В холле к нему подошел врач. Кип посмотрел на него настороженно: раньше врач с ним встреч не искал.
— Если вы сможете прийти в то же время, когда здесь в следующий раз будут дети месье Венна, я бы хотел поговорить со всеми сразу. Может быть, сегодня, попозже? Скажем, в пять?
Кип собирался возразить, что он не член семьи, но понял, что он, похоже, все-таки является ее членом — из-за Керри и даже, может быть, из-за Гарри, если речь пойдет о чем-то таком, что ему придется представлять мнение Гарри.
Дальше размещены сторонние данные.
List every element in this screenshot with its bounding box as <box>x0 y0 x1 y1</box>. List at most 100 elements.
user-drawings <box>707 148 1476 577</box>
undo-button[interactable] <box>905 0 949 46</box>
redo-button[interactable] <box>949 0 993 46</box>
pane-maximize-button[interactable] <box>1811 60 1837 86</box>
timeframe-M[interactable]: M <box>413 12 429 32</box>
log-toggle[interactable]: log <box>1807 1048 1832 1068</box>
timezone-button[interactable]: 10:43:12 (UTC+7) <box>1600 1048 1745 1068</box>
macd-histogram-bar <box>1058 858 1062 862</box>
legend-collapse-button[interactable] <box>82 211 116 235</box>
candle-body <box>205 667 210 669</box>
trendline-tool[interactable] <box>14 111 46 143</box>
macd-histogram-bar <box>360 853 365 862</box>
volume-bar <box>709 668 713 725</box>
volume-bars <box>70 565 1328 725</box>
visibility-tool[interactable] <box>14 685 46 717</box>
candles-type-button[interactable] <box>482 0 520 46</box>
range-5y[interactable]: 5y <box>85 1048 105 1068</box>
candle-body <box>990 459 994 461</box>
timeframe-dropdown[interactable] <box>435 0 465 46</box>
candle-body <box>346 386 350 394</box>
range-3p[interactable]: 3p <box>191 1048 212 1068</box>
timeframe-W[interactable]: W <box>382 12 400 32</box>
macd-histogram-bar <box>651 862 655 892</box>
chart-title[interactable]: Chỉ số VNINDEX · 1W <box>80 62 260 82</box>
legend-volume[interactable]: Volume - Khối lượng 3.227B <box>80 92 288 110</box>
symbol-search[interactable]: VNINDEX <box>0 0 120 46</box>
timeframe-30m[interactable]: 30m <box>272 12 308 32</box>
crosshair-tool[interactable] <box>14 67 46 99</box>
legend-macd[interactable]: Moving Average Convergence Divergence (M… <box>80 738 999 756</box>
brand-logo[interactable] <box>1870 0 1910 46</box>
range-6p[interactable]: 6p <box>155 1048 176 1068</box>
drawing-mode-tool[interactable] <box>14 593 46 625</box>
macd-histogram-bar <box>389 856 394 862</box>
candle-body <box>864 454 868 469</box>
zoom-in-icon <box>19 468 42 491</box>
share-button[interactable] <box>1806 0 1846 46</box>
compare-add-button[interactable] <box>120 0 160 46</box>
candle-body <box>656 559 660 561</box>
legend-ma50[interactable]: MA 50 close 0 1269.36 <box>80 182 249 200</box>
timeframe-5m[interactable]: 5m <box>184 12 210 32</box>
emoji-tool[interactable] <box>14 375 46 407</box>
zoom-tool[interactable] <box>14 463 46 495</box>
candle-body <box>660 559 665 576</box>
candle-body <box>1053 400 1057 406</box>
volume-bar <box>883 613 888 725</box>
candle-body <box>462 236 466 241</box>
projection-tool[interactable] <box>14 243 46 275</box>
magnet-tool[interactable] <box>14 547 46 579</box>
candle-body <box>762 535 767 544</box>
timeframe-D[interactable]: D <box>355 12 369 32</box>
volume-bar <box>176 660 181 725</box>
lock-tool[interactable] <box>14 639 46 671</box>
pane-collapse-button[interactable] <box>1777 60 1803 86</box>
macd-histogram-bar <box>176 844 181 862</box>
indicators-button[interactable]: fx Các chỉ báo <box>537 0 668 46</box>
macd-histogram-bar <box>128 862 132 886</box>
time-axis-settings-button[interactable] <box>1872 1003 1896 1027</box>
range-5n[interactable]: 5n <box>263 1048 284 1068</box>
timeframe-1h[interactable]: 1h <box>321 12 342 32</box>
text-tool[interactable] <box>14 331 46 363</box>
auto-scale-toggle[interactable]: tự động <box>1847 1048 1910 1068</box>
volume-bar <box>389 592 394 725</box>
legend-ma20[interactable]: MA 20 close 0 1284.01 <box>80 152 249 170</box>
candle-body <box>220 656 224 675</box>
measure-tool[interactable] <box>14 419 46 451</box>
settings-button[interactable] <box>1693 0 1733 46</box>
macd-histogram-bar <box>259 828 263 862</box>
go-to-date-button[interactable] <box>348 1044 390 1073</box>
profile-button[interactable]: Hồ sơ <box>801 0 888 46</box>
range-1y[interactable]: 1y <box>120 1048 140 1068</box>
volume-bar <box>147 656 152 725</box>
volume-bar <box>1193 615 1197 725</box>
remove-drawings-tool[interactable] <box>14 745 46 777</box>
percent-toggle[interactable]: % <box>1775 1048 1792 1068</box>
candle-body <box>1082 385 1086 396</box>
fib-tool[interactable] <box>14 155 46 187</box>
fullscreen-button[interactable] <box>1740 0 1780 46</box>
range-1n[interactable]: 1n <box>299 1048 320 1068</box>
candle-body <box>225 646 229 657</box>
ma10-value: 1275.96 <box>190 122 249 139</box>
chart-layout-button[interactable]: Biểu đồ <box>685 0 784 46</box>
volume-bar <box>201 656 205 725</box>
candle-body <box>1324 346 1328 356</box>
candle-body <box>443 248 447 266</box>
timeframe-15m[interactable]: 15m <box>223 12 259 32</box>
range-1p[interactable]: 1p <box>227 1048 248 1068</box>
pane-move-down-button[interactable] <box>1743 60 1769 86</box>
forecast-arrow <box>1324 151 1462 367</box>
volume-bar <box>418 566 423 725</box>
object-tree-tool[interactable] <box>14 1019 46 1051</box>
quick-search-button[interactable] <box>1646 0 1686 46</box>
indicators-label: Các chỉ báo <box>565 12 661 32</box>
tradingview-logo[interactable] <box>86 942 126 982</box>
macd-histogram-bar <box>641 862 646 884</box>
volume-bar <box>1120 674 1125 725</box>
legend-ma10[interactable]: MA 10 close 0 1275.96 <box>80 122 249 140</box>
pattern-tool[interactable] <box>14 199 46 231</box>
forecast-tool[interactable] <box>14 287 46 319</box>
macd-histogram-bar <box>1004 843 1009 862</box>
Кип пообещал, что будет, но его переполнял ужас.
Когда они покидали больницу, Венны, брат и сестра, как раз входили. Кип думал, что, раз Гарри приходится им сводным братом, они должны заботиться о малыше по очереди, но по их непреклонным, омраченным горем лицам он понял, что они не собираются этого делать. Заметив, как холодно и равнодушно они смотрят на Керри, Кип почувствовал, что они с сестрой оказались в изоляции. Керри совершенно не заботила этих людей, для них она была просто второстепенным ущербом, а он сам — жалким эмиссаром маленького государства, судьба которого никого не волновала. Он предвидел, что никто, кроме него, и пальцем не пошевелит ради Керри, никто не будет беспокоиться о ее делах. Никто не поинтересуется, хорошо ли за ней ухаживают и не следует ли перевести ее в какое-нибудь другое место. Керри иногда бывала хорошей сестрой, иногда ужасной, как и все сестры, о которых он когда-либо слышал. Он понимал, что ему придется бороться за Керри, но он не представлял как.